Hi, will proceed to close this thread. We found some issue with the underlying docker in our machines. We've have not shifted to another k8 of ec2 instances in AWS.
When I push a job to an agent node, i got this error.
"Error response from daemon: network None not found"
Hi, sorry for the delayed response. Btw, all the pods are running all good.
This is where I downloaed the log. Seems like some docker issue, though i cant seem to figure it out. As an alternative, I spawned a clearml-agent outside the k8 environment and it was able to execute well.
However, I am able to get it to work, if I launch a clearml-agent outside the kubernetes ecosystem.
It'll be good if there was yaml file to deploy clearml-agents into the k8 system.
Hi DeliciousBluewhale87 ,
You're correct - the k8s templates do not contain a ClearML Agent template (only a template for the Agent Services), and we're just in the process of completely moving to more configurable Helm charts.

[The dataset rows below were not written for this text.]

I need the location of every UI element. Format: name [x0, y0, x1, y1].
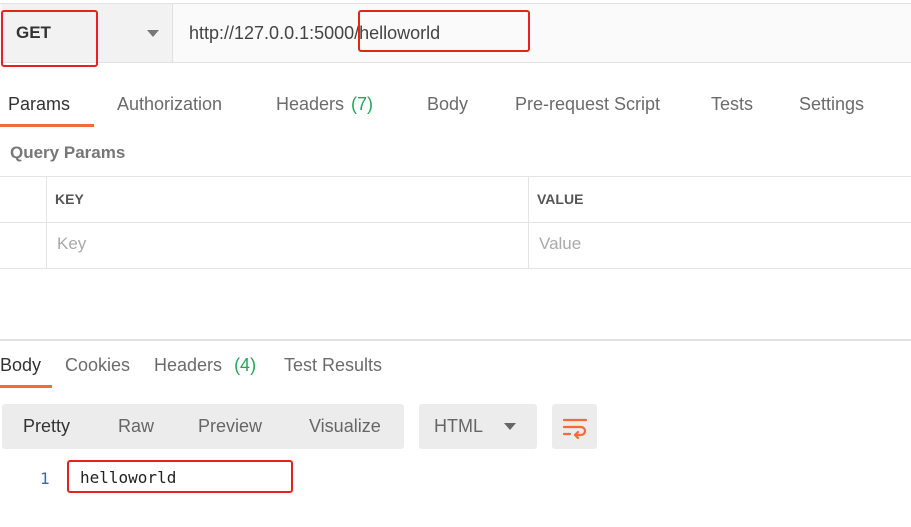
- method-select[interactable]: GET: [2, 4, 173, 62]
- tab-label: Settings: [799, 94, 865, 114]
- tab-label: Test Results: [284, 355, 383, 375]
- query-params-table: KEY VALUE Key Value: [0, 176, 911, 269]
- table-border-mid: [0, 222, 911, 223]
- tab-label: Body: [427, 94, 469, 114]
- query-params-title: Query Params: [10, 143, 126, 162]
- tab-label: Headers: [154, 355, 223, 375]
- view-mode-group: Pretty Raw Preview Visualize: [2, 404, 404, 449]
- value-input[interactable]: Value: [539, 234, 581, 254]
- view-visualize-button[interactable]: Visualize: [309, 404, 381, 449]
- tab-label: Params: [8, 94, 71, 114]
- key-input[interactable]: Key: [57, 234, 86, 254]
- table-divider: [528, 176, 529, 269]
- tab-tests[interactable]: Tests: [711, 84, 753, 128]
- response-divider[interactable]: [0, 339, 911, 341]
- method-label: GET: [16, 23, 51, 42]
- tab-label: Authorization: [117, 94, 223, 114]
- response-tab-test-results[interactable]: Test Results: [284, 355, 382, 376]
- tab-label: Pre-request Script: [515, 94, 661, 114]
- table-divider: [46, 176, 47, 269]
- active-response-tab-indicator: [0, 385, 52, 388]
- wrap-lines-button[interactable]: [552, 404, 597, 449]
- tab-headers[interactable]: Headers (7): [276, 84, 373, 128]
- chevron-down-icon: [504, 423, 516, 430]
- chevron-down-icon: [147, 30, 159, 37]
- response-tab-headers[interactable]: Headers (4): [154, 355, 256, 376]
- request-url-bar: GET http://127.0.0.1:5000/helloworld: [0, 3, 911, 63]
- language-select[interactable]: HTML: [419, 404, 537, 449]
- view-raw-button[interactable]: Raw: [118, 404, 154, 449]
- tab-label: Tests: [711, 94, 754, 114]
- response-tab-body[interactable]: Body: [0, 355, 41, 376]
- active-tab-indicator: [0, 124, 94, 127]
- view-pretty-button[interactable]: Pretty: [23, 404, 70, 449]
- column-header-value: VALUE: [537, 191, 584, 207]
- tab-count-badge: (7): [351, 94, 374, 114]
- line-number: 1: [40, 469, 50, 488]
- postman-window: GET http://127.0.0.1:5000/helloworld Par…: [0, 0, 911, 527]
- column-header-key: KEY: [55, 191, 84, 207]
- request-tabs: Params Authorization Headers (7) Body Pr…: [0, 84, 911, 128]
- table-border-bottom: [0, 268, 911, 269]
- wrap-lines-icon: [562, 418, 587, 439]
- tab-settings[interactable]: Settings: [799, 84, 864, 128]
- tab-label: Cookies: [65, 355, 131, 375]
- tab-params[interactable]: Params: [8, 84, 70, 128]
- tab-count-badge: (4): [234, 355, 257, 375]
- response-tab-cookies[interactable]: Cookies: [65, 355, 130, 376]
- response-body-text[interactable]: helloworld: [80, 468, 176, 487]
- tab-authorization[interactable]: Authorization: [117, 84, 222, 128]
- tab-body[interactable]: Body: [427, 84, 468, 128]
- view-preview-button[interactable]: Preview: [198, 404, 262, 449]
- language-label: HTML: [434, 416, 483, 436]
- tab-label: Body: [0, 355, 42, 375]
- url-input[interactable]: http://127.0.0.1:5000/helloworld: [174, 4, 911, 62]
- tab-pre-request-script[interactable]: Pre-request Script: [515, 84, 660, 128]
- tab-label: Headers: [276, 94, 345, 114]
- table-border-top: [0, 176, 911, 177]
- url-text: http://127.0.0.1:5000/helloworld: [189, 22, 441, 43]
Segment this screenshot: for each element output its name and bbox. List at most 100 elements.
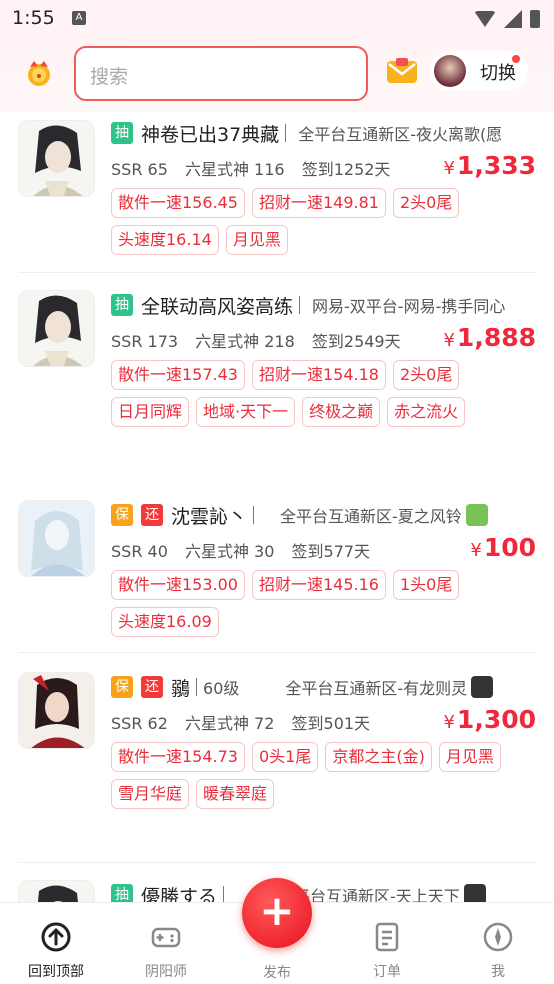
nav-label: 我 — [491, 964, 505, 980]
listing-server: 全平台互通新区-夜火离歌(愿 — [298, 125, 503, 144]
price-value: 100 — [483, 533, 536, 562]
listing-price: ¥1,300 — [443, 705, 536, 734]
list-item[interactable]: 抽 神卷已出37典藏 全平台互通新区-夜火离歌(愿 SSR 65 六星式神 11… — [0, 112, 554, 273]
document-icon — [375, 922, 399, 952]
guarantee-tag: 保 — [111, 676, 133, 698]
attribute-chip: 头速度16.14 — [111, 225, 219, 255]
gamepad-icon — [151, 927, 181, 948]
list-item[interactable]: 保 还 沈雲訫丶 全平台互通新区-夏之风铃 SSR 40 六星式神 30 签到5… — [0, 492, 554, 653]
attribute-chip: 招财一速145.16 — [252, 570, 386, 600]
draw-tag: 抽 — [111, 294, 133, 316]
search-placeholder: 搜索 — [90, 66, 129, 88]
attribute-chip: 地域·天下一 — [196, 397, 296, 427]
signin-days: 签到1252天 — [301, 160, 391, 179]
attribute-chip: 雪月华庭 — [111, 779, 190, 809]
attribute-chip: 月见黑 — [225, 225, 288, 255]
attribute-chip: 月见黑 — [438, 742, 501, 772]
currency-symbol: ¥ — [470, 540, 482, 561]
divider — [196, 678, 198, 696]
listing-server: 网易-双平台-网易-携手同心 — [312, 297, 506, 316]
divider — [285, 124, 287, 142]
price-value: 1,888 — [456, 323, 536, 352]
six-star-count: 六星式神 72 — [184, 714, 275, 733]
ssr-count: SSR 62 — [111, 714, 168, 733]
listing-list[interactable]: 抽 神卷已出37典藏 全平台互通新区-夜火离歌(愿 SSR 65 六星式神 11… — [0, 112, 554, 902]
switch-label: 切换 — [480, 63, 516, 84]
listing-stats: SSR 65 六星式神 116 签到1252天 — [111, 156, 402, 180]
listing-title: 全联动高风姿高练 — [141, 295, 294, 318]
app-screen: 1:55 A 搜索 切换 抽 神卷已出37典藏 全平台互通新区-夜火离歌(愿 S… — [0, 0, 554, 984]
listing-chips: 散件一速156.45 招财一速149.81 2头0尾 头速度16.14 月见黑 — [111, 188, 541, 255]
return-tag: 还 — [141, 676, 163, 698]
nav-label: 回到顶部 — [28, 964, 84, 980]
plus-icon: + — [259, 886, 295, 935]
battery-icon — [530, 10, 540, 28]
divider — [223, 886, 225, 902]
six-star-count: 六星式神 218 — [195, 332, 295, 351]
listing-title: 鶸 — [171, 677, 191, 700]
attribute-chip: 京都之主(金) — [325, 742, 432, 772]
character-portrait-image — [19, 881, 94, 902]
signal-icon — [504, 10, 522, 28]
listing-title: 神卷已出37典藏 — [141, 123, 280, 146]
ssr-count: SSR 40 — [111, 542, 168, 561]
attribute-chip: 散件一速156.45 — [111, 188, 245, 218]
listing-thumbnail — [18, 500, 95, 577]
avatar — [434, 55, 466, 87]
status-time: 1:55 — [12, 7, 55, 29]
signin-days: 签到2549天 — [311, 332, 401, 351]
notification-dot — [512, 55, 520, 63]
character-portrait-image — [19, 291, 94, 366]
nav-label: 阴阳师 — [145, 964, 187, 980]
arrow-up-circle-icon — [41, 922, 71, 952]
nav-back-to-top[interactable]: 回到顶部 — [16, 921, 96, 981]
draw-tag: 抽 — [111, 884, 133, 902]
bell-icon[interactable] — [24, 58, 54, 88]
listing-price: ¥100 — [470, 533, 536, 562]
attribute-chip: 散件一速154.73 — [111, 742, 245, 772]
switch-account-button[interactable]: 切换 — [430, 51, 528, 91]
attribute-chip: 散件一速157.43 — [111, 360, 245, 390]
ssr-count: SSR 173 — [111, 332, 179, 351]
listing-title: 優勝する — [141, 885, 218, 903]
price-value: 1,333 — [456, 151, 536, 180]
listing-level: 60级 — [203, 679, 240, 698]
character-portrait-image — [19, 673, 94, 748]
publish-button[interactable]: + — [242, 878, 312, 948]
price-value: 1,300 — [456, 705, 536, 734]
listing-title-row: 保 还 沈雲訫丶 全平台互通新区-夏之风铃 — [111, 500, 488, 530]
attribute-chip: 1头0尾 — [393, 570, 460, 600]
character-portrait-image — [19, 121, 94, 196]
listing-price: ¥1,888 — [443, 323, 536, 352]
attribute-chip: 终极之巅 — [302, 397, 381, 427]
nav-onmyoji[interactable]: 阴阳师 — [126, 921, 206, 981]
nav-orders[interactable]: 订单 — [347, 921, 427, 981]
attribute-chip: 赤之流火 — [387, 397, 466, 427]
list-item[interactable]: 保 还 鶸 60级 全平台互通新区-有龙则灵 SSR 62 六星式神 72 签到… — [0, 652, 554, 863]
attribute-chip: 日月同辉 — [111, 397, 190, 427]
listing-chips: 散件一速153.00 招财一速145.16 1头0尾 头速度16.09 — [111, 570, 541, 637]
attribute-chip: 2头0尾 — [393, 360, 460, 390]
status-icons — [474, 10, 540, 28]
list-item[interactable]: 抽 全联动高风姿高练 网易-双平台-网易-携手同心 SSR 173 六星式神 2… — [0, 272, 554, 492]
listing-thumbnail — [18, 672, 95, 749]
listing-thumbnail — [18, 290, 95, 367]
listing-stats: SSR 40 六星式神 30 签到577天 — [111, 538, 382, 562]
draw-tag: 抽 — [111, 122, 133, 144]
listing-chips: 散件一速157.43 招财一速154.18 2头0尾 日月同辉 地域·天下一 终… — [111, 360, 541, 427]
listing-title-row: 抽 全联动高风姿高练 网易-双平台-网易-携手同心 — [111, 290, 505, 320]
listing-chips: 散件一速154.73 0头1尾 京都之主(金) 月见黑 雪月华庭 暖春翠庭 — [111, 742, 541, 809]
listing-title-row: 抽 神卷已出37典藏 全平台互通新区-夜火离歌(愿 — [111, 118, 502, 148]
guarantee-tag: 保 — [111, 504, 133, 526]
nav-me[interactable]: 我 — [458, 921, 538, 981]
search-input[interactable]: 搜索 — [74, 46, 368, 101]
currency-symbol: ¥ — [443, 158, 455, 179]
attribute-chip: 0头1尾 — [252, 742, 319, 772]
six-star-count: 六星式神 30 — [184, 542, 275, 561]
status-bar: 1:55 A — [0, 0, 554, 38]
envelope-icon[interactable] — [386, 58, 418, 84]
notification-icon: A — [72, 11, 86, 25]
signin-days: 签到577天 — [291, 542, 371, 561]
signin-days: 签到501天 — [291, 714, 371, 733]
character-portrait-image — [19, 501, 94, 576]
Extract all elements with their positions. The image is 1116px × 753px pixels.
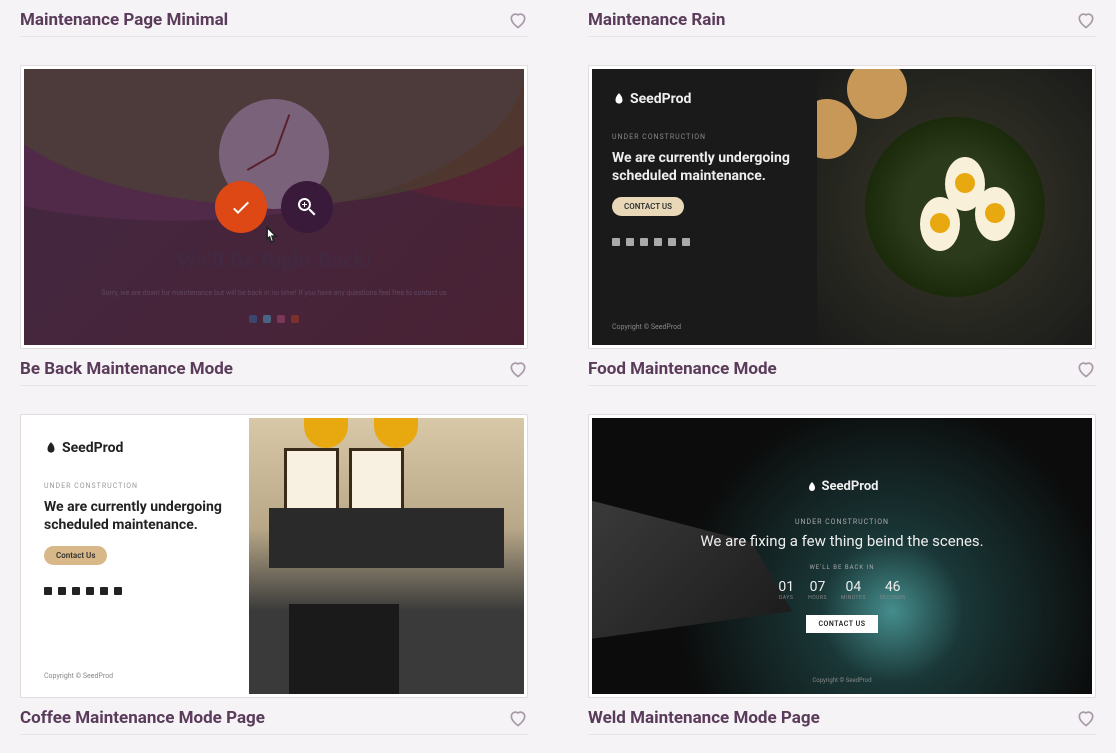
template-preview[interactable]: We'll Be Right Back! Sorry, we are down … (20, 65, 528, 349)
preview-template-button[interactable] (281, 181, 333, 233)
template-title-row: Maintenance Rain (588, 10, 1096, 37)
favorite-icon[interactable] (1076, 10, 1096, 30)
contact-button: CONTACT US (612, 197, 684, 216)
countdown: 01DAYS 07HOURS 04MINUTES 46SECONDS (592, 579, 1092, 601)
favorite-icon[interactable] (1076, 359, 1096, 379)
template-title-row: Be Back Maintenance Mode (20, 359, 528, 386)
preview-tag: UNDER CONSTRUCTION (592, 518, 1092, 526)
preview-tag: UNDER CONSTRUCTION (44, 482, 229, 490)
template-card: Maintenance Page Minimal (20, 10, 528, 45)
template-title-row: Coffee Maintenance Mode Page (20, 708, 528, 735)
favorite-icon[interactable] (508, 708, 528, 728)
seedprod-logo: SeedProd (44, 440, 229, 456)
template-title: Maintenance Rain (588, 10, 725, 30)
template-title-row: Food Maintenance Mode (588, 359, 1096, 386)
template-card: Maintenance Rain (588, 10, 1096, 45)
template-preview[interactable]: SeedProd UNDER CONSTRUCTION We are curre… (588, 65, 1096, 349)
favorite-icon[interactable] (508, 10, 528, 30)
copyright-text: Copyright © SeedProd (44, 672, 113, 680)
template-title-row: Weld Maintenance Mode Page (588, 708, 1096, 735)
template-title: Be Back Maintenance Mode (20, 359, 233, 379)
seedprod-logo: SeedProd (592, 479, 1092, 494)
seedprod-logo: SeedProd (612, 91, 797, 107)
preview-heading: We are currently undergoing scheduled ma… (44, 498, 229, 534)
copyright-text: Copyright © SeedProd (612, 323, 681, 331)
template-preview[interactable]: SeedProd UNDER CONSTRUCTION We are curre… (20, 414, 528, 698)
copyright-text: Copyright © SeedProd (812, 677, 871, 684)
contact-button: Contact Us (44, 546, 107, 565)
template-title: Weld Maintenance Mode Page (588, 708, 820, 728)
favorite-icon[interactable] (508, 359, 528, 379)
template-card: We'll Be Right Back! Sorry, we are down … (20, 65, 528, 394)
contact-button: CONTACT US (806, 615, 877, 633)
preview-heading: We are currently undergoing scheduled ma… (612, 149, 797, 185)
preview-tag: UNDER CONSTRUCTION (612, 133, 797, 141)
countdown-label: WE'LL BE BACK IN (592, 564, 1092, 571)
template-card: SeedProd UNDER CONSTRUCTION We are curre… (588, 65, 1096, 394)
check-icon (229, 195, 253, 219)
cursor-icon (259, 224, 285, 250)
preview-heading: We are fixing a few thing beind the scen… (592, 532, 1092, 552)
template-title: Maintenance Page Minimal (20, 10, 228, 30)
preview-socials (44, 587, 229, 595)
template-title: Coffee Maintenance Mode Page (20, 708, 265, 728)
template-card: SeedProd UNDER CONSTRUCTION We are fixin… (588, 414, 1096, 743)
template-preview[interactable]: SeedProd UNDER CONSTRUCTION We are fixin… (588, 414, 1096, 698)
template-title-row: Maintenance Page Minimal (20, 10, 528, 37)
preview-socials (612, 238, 797, 246)
template-card: SeedProd UNDER CONSTRUCTION We are curre… (20, 414, 528, 743)
magnify-icon (295, 195, 319, 219)
template-title: Food Maintenance Mode (588, 359, 777, 379)
favorite-icon[interactable] (1076, 708, 1096, 728)
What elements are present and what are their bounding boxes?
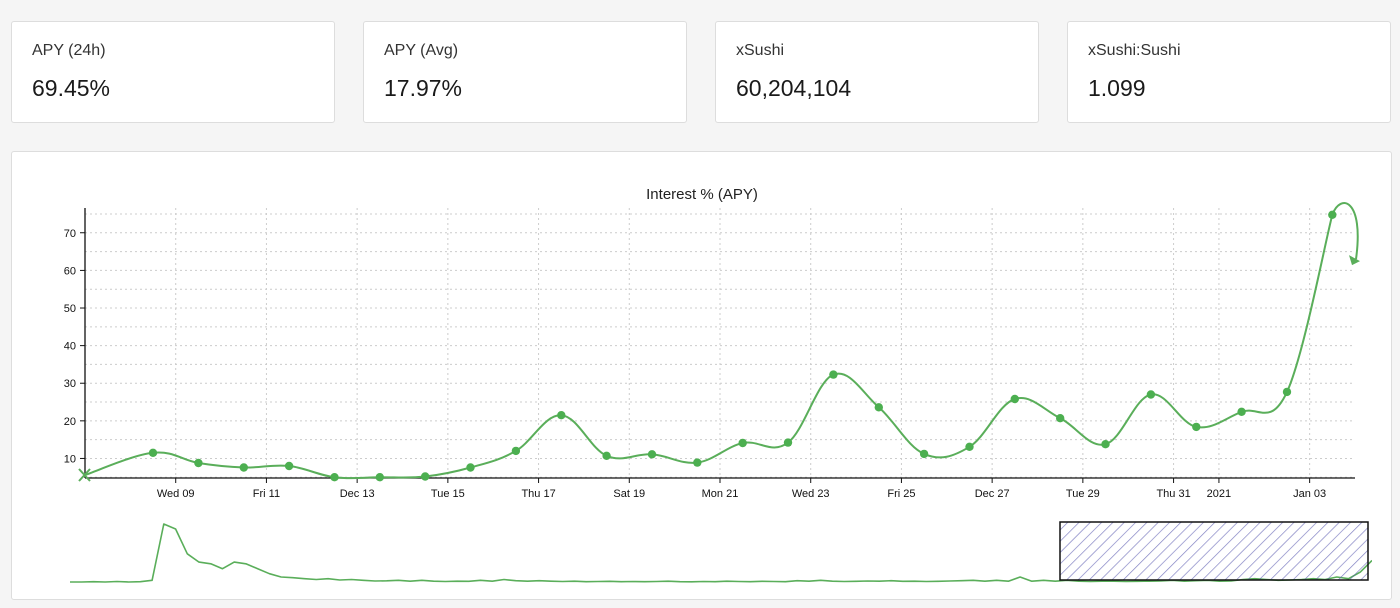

The current Helm chart does contain a template for ClearML Agent deployment - can you explain what's missing there in terms of configuration?
Hey DeliciousBluewhale87 ,
It seems like this log is the log of a task that was pulled by the agent running on the clearml-services pod, is this the case? Where did you find the above log?
Also - can you please send us the list of all the running pods in the namespace? I want to make sure the other agents are up.